We shouldn’t write about corporate culture in small businesses because small businesses do have their unique cultures but they aren’t corporate. There’s a real difference between culture as you and I deal with it in small business, and corporate culture in larger businesses.

Larger companies can create and manage corporate cultures over the long term because they’re a mosaic of strategies and policies. When I consulted with Apple Computer, IBM, Xerox, and Hewlett-Packard in the 1980s and early 1990s the cultural differences were obvious, even though they were all big companies in the same industry. It’s not for nothing that research and the academic discussion focuses on culture in larger organizations. Corporate culture is something the upper levels of management can decide on and dictate, if they’re effective, throughout the organization. Not that it’s easy, but it’s possible.

2. You can’t fake it

While maybe the big companies can influence culture over time with high-level decisions, in startups and small business the culture is determined by owner-operator-manager actions, period. It’s actions, not words. It’s what ideas win, and whose ideas win, who and what rises and who and what falls. Do you give that customer a replacement product? Do you refund that money? Does the person who’s always late get held accountable? Do you listen to suggestions?

You don’t get to read a list of corporate culture tips and decide to change yours. You have to change yourself first.

3. Just being nice doesn’t cut it

This one is subtle, hard to explain well, but also critical. The literature on corporate culture is a lot about humanizing the large corporation because there’s the assumption in larger organizations that the individuals, personalities, beliefs and such get lost in the larger numbers. Since business metrics and cold analysis are assumed, culture in business literature sounds like counter culture: Lisa Baron’s advice, for example, includes “abolish hierarchy, support mistakes, and give people access to information.”

In small business, in contrast, we tend to emphasize the personal and forget the metrics and analysis. Most of us confuse small business culture with me being liked. As I look back on may own small business management between 1995 and 2007, the 1960s counter-culture values I have didn’t optimize the business side of small business culture. I wasn’t comfortable enough with wielding authority. It seemed like everybody liked me well enough, but we needed more hard-nosed management. We missed the real work ethic at crunch times. Well, actually, we missed the crunch times. My daughter is doing a better job at this, but it’s hard. We needed to be more hierarchical, harder on poor performance, and more careful about access to information.

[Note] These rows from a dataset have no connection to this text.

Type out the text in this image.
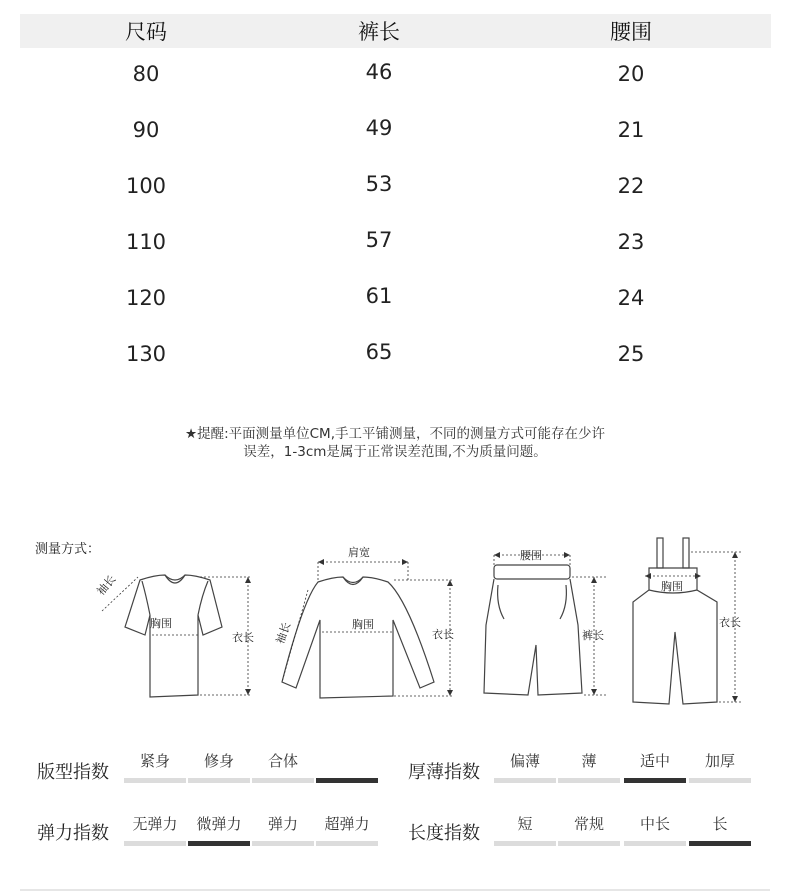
尺码	裤长	腰围
80	46	20
90	49	21
100	53	22
110	57	23
120	61	24
130	65	25
★提醒:平面测量单位CM,手工平铺测量，不同的测量方式可能存在少许
误差，1-3cm是属于正常误差范围,不为质量问题。
测量方式：
袖长
胸围
衣长
肩宽
袖长	胸围
衣长
腰围
裤长
胸围
衣长
版型指数
紧身	修身	合体
厚薄指数
偏薄	薄	适中	加厚
弹力指数	无弹力	微弹力	弹力	超弹力	长度指数	短	常规	中长	长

It would be nice if everybody loved their work, but nobody loves it like you do, and business has to go on, whether they like it or not. What does your small business culture say about that?  I’m not saying that nice guys (guys is both genders in this case) finish last, like the cliché would have it … but they don’t finish first that often. To  make a team work, you need to be somewhere in the middle between nice and hard-nosed, and to waver between the extremes with a lot of fine tuning, and a lot of change.